From a deployment perspective, the decision tree–based models used in this study are well suited for real-time prediction. Inference times remained below 35 ms per instance on a standard CPU, enabling probability updates at 5–10 s intervals during a live match. Because predictions rely only on the current game state, the system can operate effectively in a streaming setting without requiring sequential processing of earlier states. Although the models were trained offline in this study, the framework could be adapted to online or incremental learning, allowing periodic retraining to accommodate evolving match dynamics or new balance patches.
6. Conclusions and Future Work
This study investigated the feasibility of replicating the DotA Plus prediction system using decision tree-based algorithms, specifically Extra Trees, Random Forest, and Hist Gradient Boosting classifiers. The experimental results demonstrate that these algorithms, particularly the Extra Trees Classifier, can effectively predict the outcome of DotA 2 matches in real-time with high accuracy. The combined average of the three models also showed strong predictive performance, suggesting the potential benefits of an ensemble approach for enhanced robustness and reliability.

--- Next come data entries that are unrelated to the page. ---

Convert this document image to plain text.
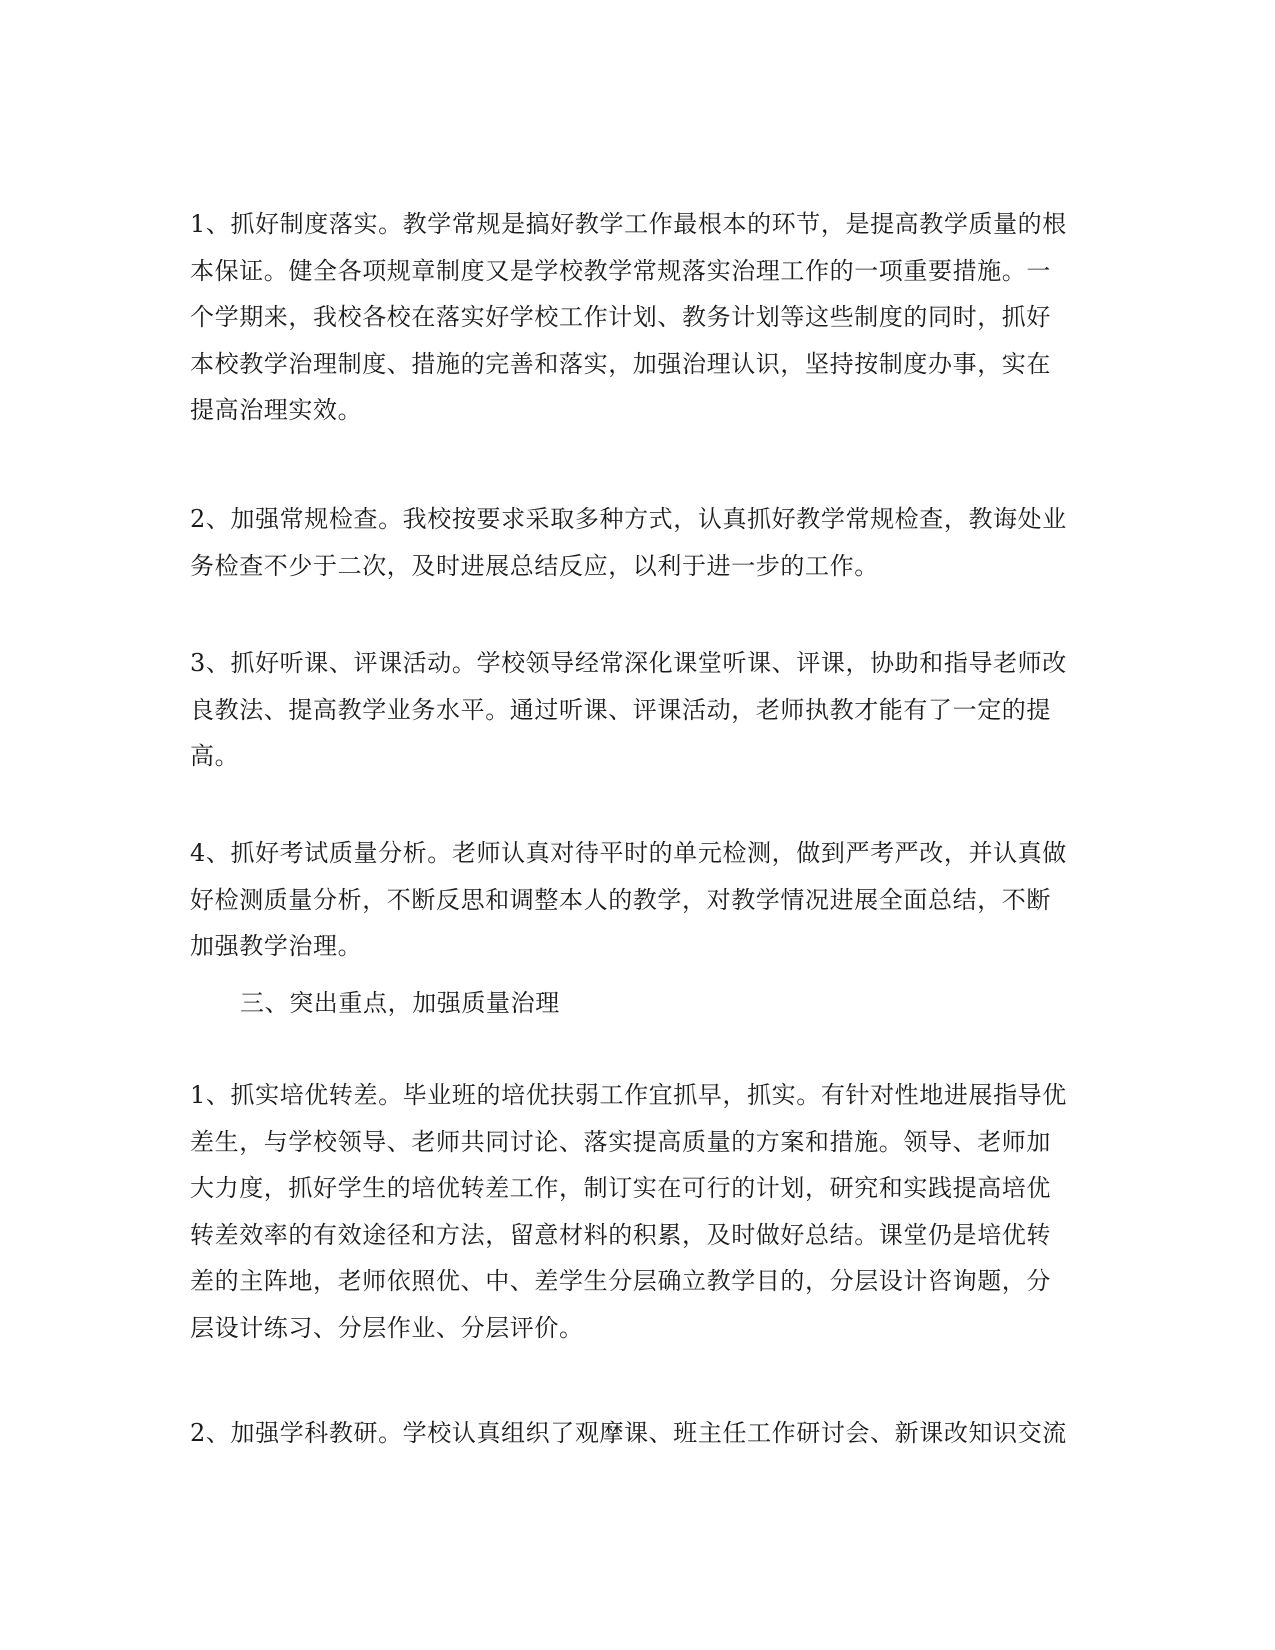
1、抓好制度落实。教学常规是搞好教学工作最根本的环节，是提高教学质量的根本保证。健全各项规章制度又是学校教学常规落实治理工作的一项重要措施。一个学期来，我校各校在落实好学校工作计划、教务计划等这些制度的同时，抓好本校教学治理制度、措施的完善和落实，加强治理认识，坚持按制度办事，实在提高治理实效。

2、加强常规检查。我校按要求采取多种方式，认真抓好教学常规检查，教诲处业务检查不少于二次，及时进展总结反应，以利于进一步的工作。

3、抓好听课、评课活动。学校领导经常深化课堂听课、评课，协助和指导老师改良教法、提高教学业务水平。通过听课、评课活动，老师执教才能有了一定的提高。

4、抓好考试质量分析。老师认真对待平时的单元检测，做到严考严改，并认真做好检测质量分析，不断反思和调整本人的教学，对教学情况进展全面总结，不断加强教学治理。

三、突出重点，加强质量治理

1、抓实培优转差。毕业班的培优扶弱工作宜抓早，抓实。有针对性地进展指导优差生，与学校领导、老师共同讨论、落实提高质量的方案和措施。领导、老师加大力度，抓好学生的培优转差工作，制订实在可行的计划，研究和实践提高培优转差效率的有效途径和方法，留意材料的积累，及时做好总结。课堂仍是培优转差的主阵地，老师依照优、中、差学生分层确立教学目的，分层设计咨询题，分层设计练习、分层作业、分层评价。

2、加强学科教研。学校认真组织了观摩课、班主任工作研讨会、新课改知识交流
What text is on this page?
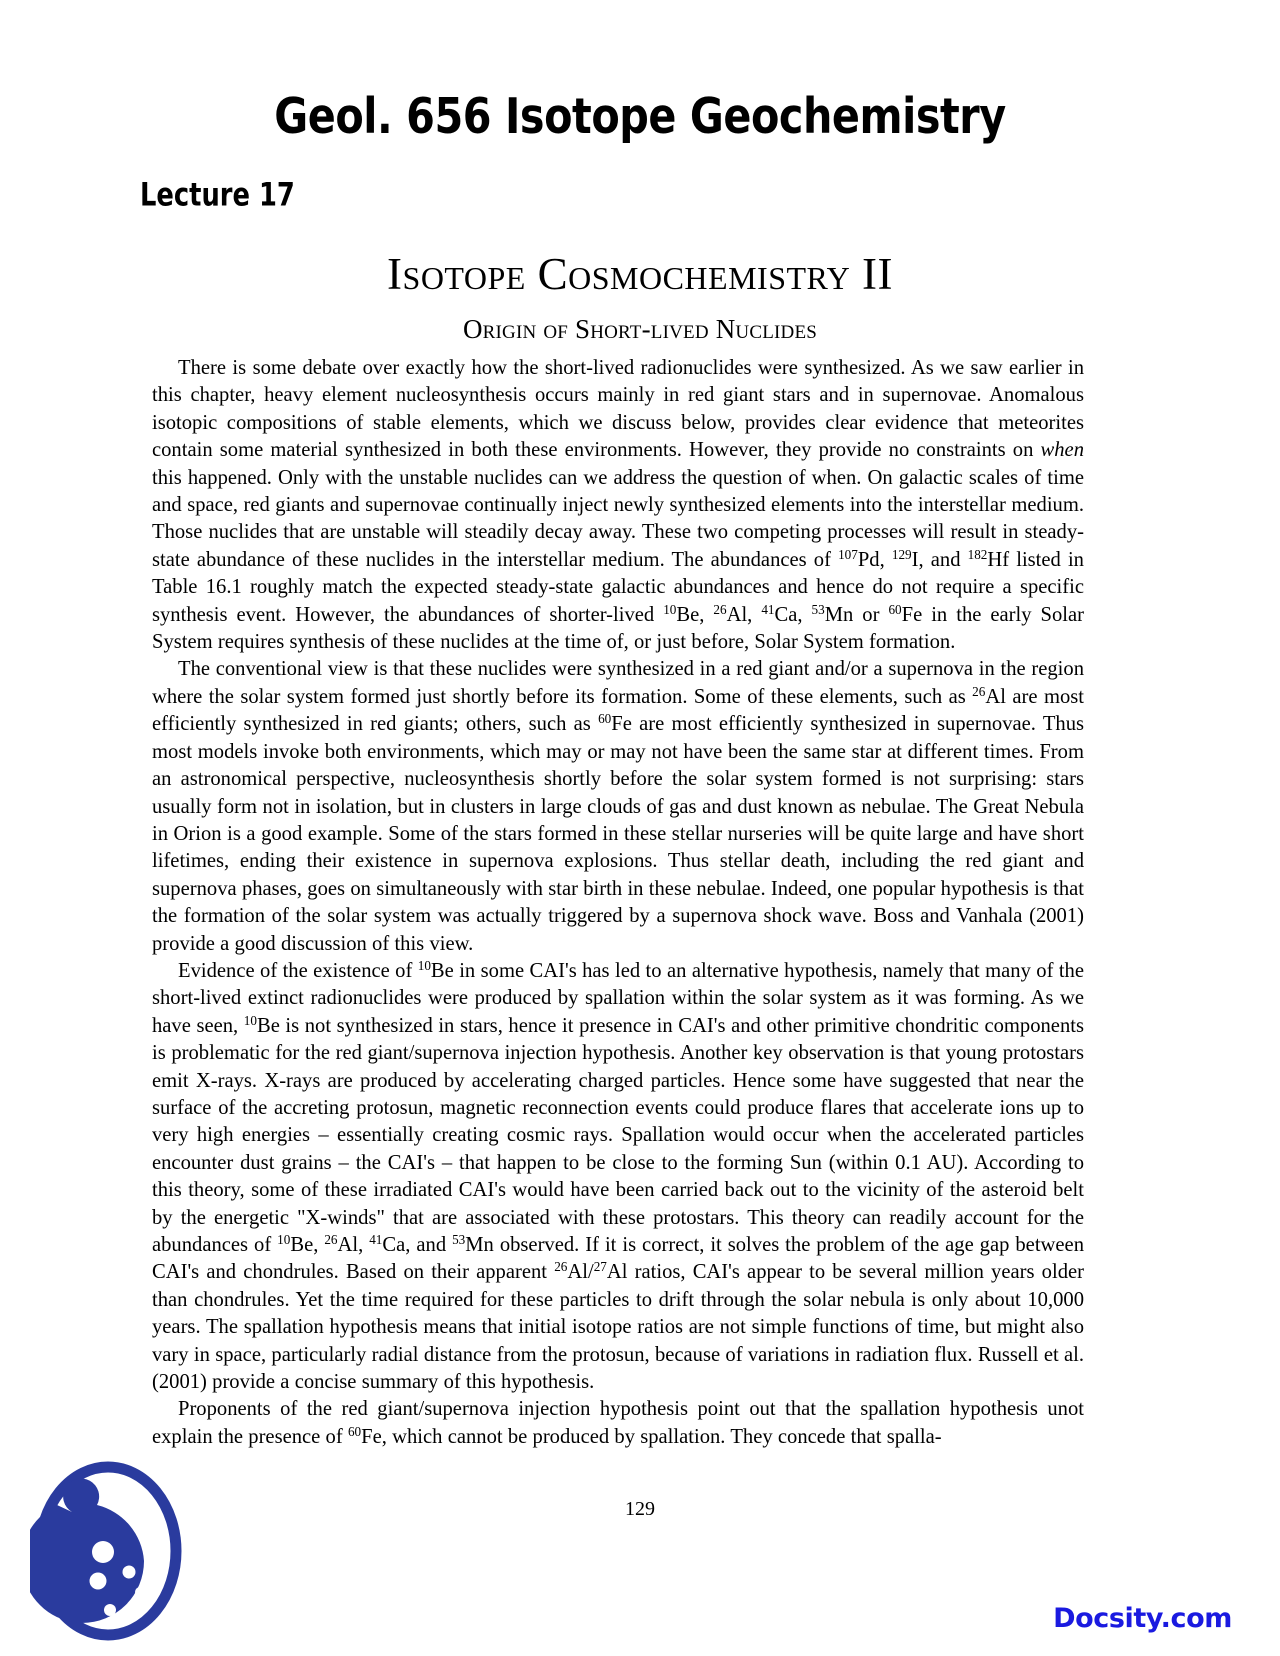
Geol. 656 Isotope Geochemistry
Lecture 17
Isotope Cosmochemistry II
Origin of Short-lived Nuclides

There is some debate over exactly how the short-lived radionuclides were synthesized. As we saw earlier in this chapter, heavy element nucleosynthesis occurs mainly in red giant stars and in supernovae. Anomalous isotopic compositions of stable elements, which we discuss below, provides clear evidence that meteorites contain some material synthesized in both these environments. However, they provide no constraints on when this happened. Only with the unstable nuclides can we address the question of when. On galactic scales of time and space, red giants and supernovae continually inject newly synthesized elements into the interstellar medium. Those nuclides that are unstable will steadily decay away. These two competing processes will result in steady-state abundance of these nuclides in the interstellar medium. The abundances of $^{107}$Pd, $^{129}$I, and $^{182}$Hf listed in Table 16.1 roughly match the expected steady-state galactic abundances and hence do not require a specific synthesis event. However, the abundances of shorter-lived $^{10}$Be, $^{26}$Al, $^{41}$Ca, $^{53}$Mn or $^{60}$Fe in the early Solar System requires synthesis of these nuclides at the time of, or just before, Solar System formation.

The conventional view is that these nuclides were synthesized in a red giant and/or a supernova in the region where the solar system formed just shortly before its formation. Some of these elements, such as $^{26}$Al are most efficiently synthesized in red giants; others, such as $^{60}$Fe are most efficiently synthesized in supernovae. Thus most models invoke both environments, which may or may not have been the same star at different times. From an astronomical perspective, nucleosynthesis shortly before the solar system formed is not surprising: stars usually form not in isolation, but in clusters in large clouds of gas and dust known as nebulae. The Great Nebula in Orion is a good example. Some of the stars formed in these stellar nurseries will be quite large and have short lifetimes, ending their existence in supernova explosions. Thus stellar death, including the red giant and supernova phases, goes on simultaneously with star birth in these nebulae. Indeed, one popular hypothesis is that the formation of the solar system was actually triggered by a supernova shock wave. Boss and Vanhala (2001) provide a good discussion of this view.

Evidence of the existence of $^{10}$Be in some CAI's has led to an alternative hypothesis, namely that many of the short-lived extinct radionuclides were produced by spallation within the solar system as it was forming. As we have seen, $^{10}$Be is not synthesized in stars, hence it presence in CAI's and other primitive chondritic components is problematic for the red giant/supernova injection hypothesis. Another key observation is that young protostars emit X-rays. X-rays are produced by accelerating charged particles. Hence some have suggested that near the surface of the accreting protosun, magnetic reconnection events could produce flares that accelerate ions up to very high energies – essentially creating cosmic rays. Spallation would occur when the accelerated particles encounter dust grains – the CAI's – that happen to be close to the forming Sun (within 0.1 AU). According to this theory, some of these irradiated CAI's would have been carried back out to the vicinity of the asteroid belt by the energetic "X-winds" that are associated with these protostars. This theory can readily account for the abundances of $^{10}$Be, $^{26}$Al, $^{41}$Ca, and $^{53}$Mn observed. If it is correct, it solves the problem of the age gap between CAI's and chondrules. Based on their apparent $^{26}$Al/$^{27}$Al ratios, CAI's appear to be several million years older than chondrules. Yet the time required for these particles to drift through the solar nebula is only about 10,000 years. The spallation hypothesis means that initial isotope ratios are not simple functions of time, but might also vary in space, particularly radial distance from the protosun, because of variations in radiation flux. Russell et al. (2001) provide a concise summary of this hypothesis.

Proponents of the red giant/supernova injection hypothesis point out that the spallation hypothesis unot explain the presence of $^{60}$Fe, which cannot be produced by spallation. They concede that spalla-

129
Docsity.com
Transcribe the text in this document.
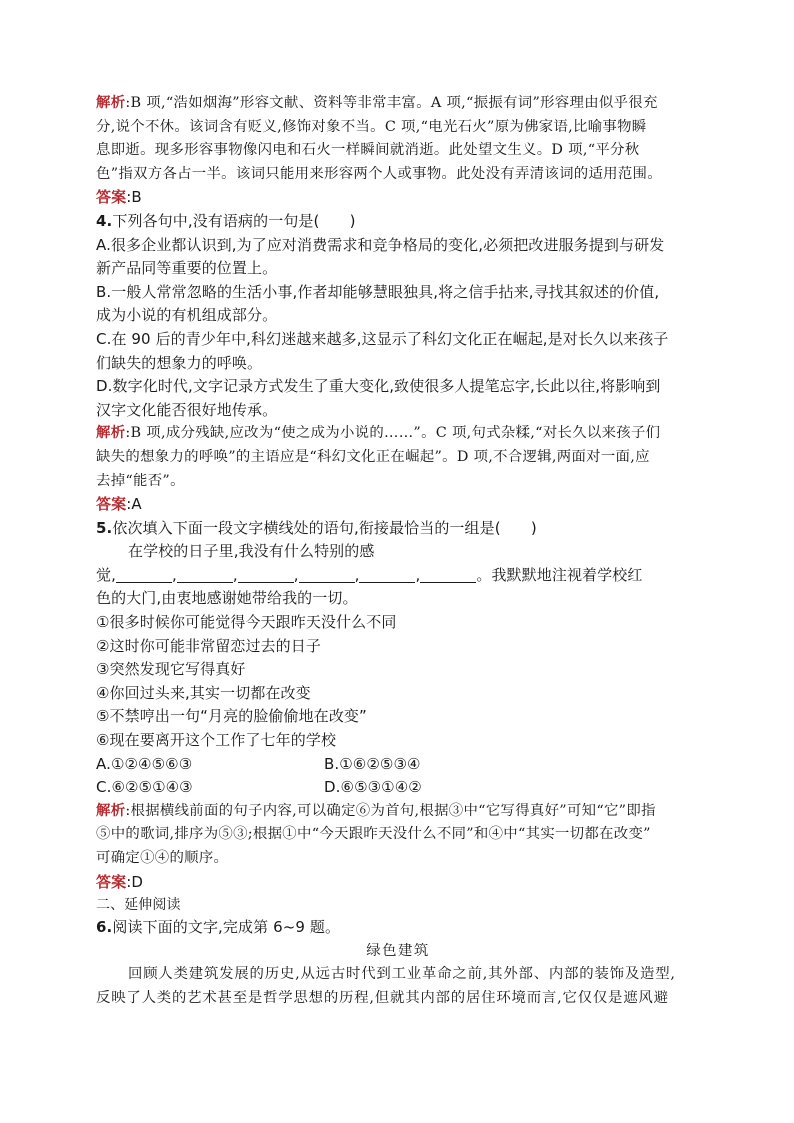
解析:B 项,“浩如烟海”形容文献、资料等非常丰富。A 项,“振振有词”形容理由似乎很充
分,说个不休。该词含有贬义,修饰对象不当。C 项,“电光石火”原为佛家语,比喻事物瞬
息即逝。现多形容事物像闪电和石火一样瞬间就消逝。此处望文生义。D 项,“平分秋
色”指双方各占一半。该词只能用来形容两个人或事物。此处没有弄清该词的适用范围。
答案:B
4.下列各句中,没有语病的一句是(　　)
A.很多企业都认识到,为了应对消费需求和竞争格局的变化,必须把改进服务提到与研发
新产品同等重要的位置上。
B.一般人常常忽略的生活小事,作者却能够慧眼独具,将之信手拈来,寻找其叙述的价值,
成为小说的有机组成部分。
C.在 90 后的青少年中,科幻迷越来越多,这显示了科幻文化正在崛起,是对长久以来孩子
们缺失的想象力的呼唤。
D.数字化时代,文字记录方式发生了重大变化,致使很多人提笔忘字,长此以往,将影响到
汉字文化能否很好地传承。
解析:B 项,成分残缺,应改为“使之成为小说的……”。C 项,句式杂糅,“对长久以来孩子们
缺失的想象力的呼唤”的主语应是“科幻文化正在崛起”。D 项,不合逻辑,两面对一面,应
去掉“能否”。
答案:A
5.依次填入下面一段文字横线处的语句,衔接最恰当的一组是(　　)
在学校的日子里,我没有什么特别的感
觉,	,	,	,	,	,	。我默默地注视着学校红
色的大门,由衷地感谢她带给我的一切。
①很多时候你可能觉得今天跟昨天没什么不同
②这时你可能非常留恋过去的日子
③突然发现它写得真好
④你回过头来,其实一切都在改变
⑤不禁哼出一句“月亮的脸偷偷地在改变”
⑥现在要离开这个工作了七年的学校
A.①②④⑤⑥③	B.①⑥②⑤③④
C.⑥②⑤①④③	D.⑥⑤③①④②
解析:根据横线前面的句子内容,可以确定⑥为首句,根据③中“它写得真好”可知“它”即指
⑤中的歌词,排序为⑤③;根据①中“今天跟昨天没什么不同”和④中“其实一切都在改变”
可确定①④的顺序。
答案:D
二、延伸阅读
6.阅读下面的文字,完成第 6~9 题。
绿色建筑
回顾人类建筑发展的历史,从远古时代到工业革命之前,其外部、内部的装饰及造型,
反映了人类的艺术甚至是哲学思想的历程,但就其内部的居住环境而言,它仅仅是遮风避
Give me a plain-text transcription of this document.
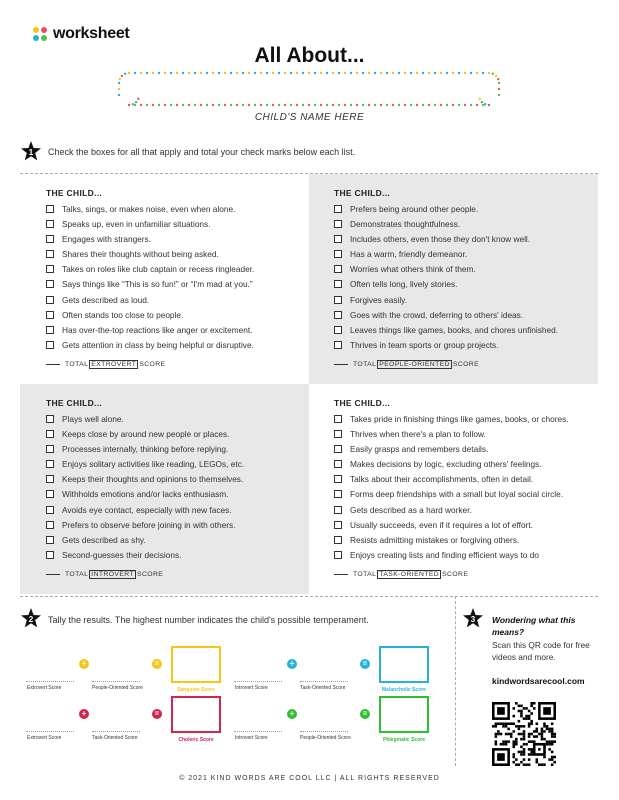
worksheet
All About...
CHILD'S NAME HERE
1 Check the boxes for all that apply and total your check marks below each list.
THE CHILD...
Talks, sings, or makes noise, even when alone.
Speaks up, even in unfamiliar situations.
Engages with strangers.
Shares their thoughts without being asked.
Takes on roles like club captain or recess ringleader.
Says things like “This is so fun!” or “I'm mad at you.”
Gets described as loud.
Often stands too close to people.
Has over-the-top reactions like anger or excitement.
Gets attention in class by being helpful or disruptive.
TOTAL EXTROVERT SCORE
THE CHILD...
Prefers being around other people.
Demonstrates thoughtfulness.
Includes others, even those they don't know well.
Has a warm, friendly demeanor.
Worries what others think of them.
Often tells long, lively stories.
Forgives easily.
Goes with the crowd, deferring to others' ideas.
Leaves things like games, books, and chores unfinished.
Thrives in team sports or group projects.
TOTAL PEOPLE-ORIENTED SCORE
THE CHILD...
Plays well alone.
Keeps close by around new people or places.
Processes internally, thinking before replying.
Enjoys solitary activities like reading, LEGOs, etc.
Keeps their thoughts and opinions to themselves.
Withholds emotions and/or lacks enthusiasm.
Avoids eye contact, especially with new faces.
Prefers to observe before joining in with others.
Gets described as shy.
Second-guesses their decisions.
TOTAL INTROVERT SCORE
THE CHILD...
Takes pride in finishing things like games, books, or chores.
Thrives when there's a plan to follow.
Easily grasps and remembers details.
Makes decisions by logic, excluding others' feelings.
Talks about their accomplishments, often in detail.
Forms deep friendships with a small but loyal social circle.
Gets described as a hard worker.
Usually succeeds, even if it requires a lot of effort.
Resists admitting mistakes or forgiving others.
Enjoys creating lists and finding efficient ways to do
TOTAL TASK-ORIENTED SCORE
2 Tally the results. The highest number indicates the child's possible temperament.
Extrovert Score
+
People-Oriented Score
=
Sanguine Score	Introvert Score
+
Task-Oriented Score
=
Melancholic Score
Extrovert Score
+
Task-Oriented Score
=
Choleric Score	Introvert Score
+
People-Oriented Score
=
Phlegmatic Score
3 Wondering what this means?
Scan this QR code for free videos and more.
kindwordsarecool.com
© 2021 KIND WORDS ARE COOL LLC | ALL RIGHTS RESERVED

Overall, the ensemble-based decision tree methods demonstrated strong and reliable predictive performance across all temporal datasets. Statistical analysis using paired t-tests confirmed that Extra Trees achieved the highest accuracy on mid- and late-game matches (20–30 min), with performance differences statistically significant at p < 0.001. However, in the early-game phase (≤10 min), Random Forest and Histogram Gradient Boosting achieved similar accuracy levels (differences <0.3%, p > 0.05), indicating that when less temporal and item information is available, simpler ensembles perform comparably. These findings suggest that while Extra Trees offers a strong balance of accuracy and interpretability, model choice may depend on the game phase and available contextual information, supporting adaptive ensemble configurations in future implementations.
The high accuracy and interpretability of these models make them a valuable tool for real-time match analysis and offer a promising avenue for enhancing the understanding and enjoyment of DotA 2 and other esports. The findings contribute to the growing body of research on esports analytics and pave the way for further advancements in this exciting field.
Future work could explore the use of other machine learning algorithms, such as deep learning models, to further improve prediction accuracy. Additionally, incorporating more granular data, such as player-specific statistics and in-game events, could enhance the models’ ability to capture the nuances of DotA 2 gameplay. Investigating the application of these methods to other esports titles could also broaden the impact of this research.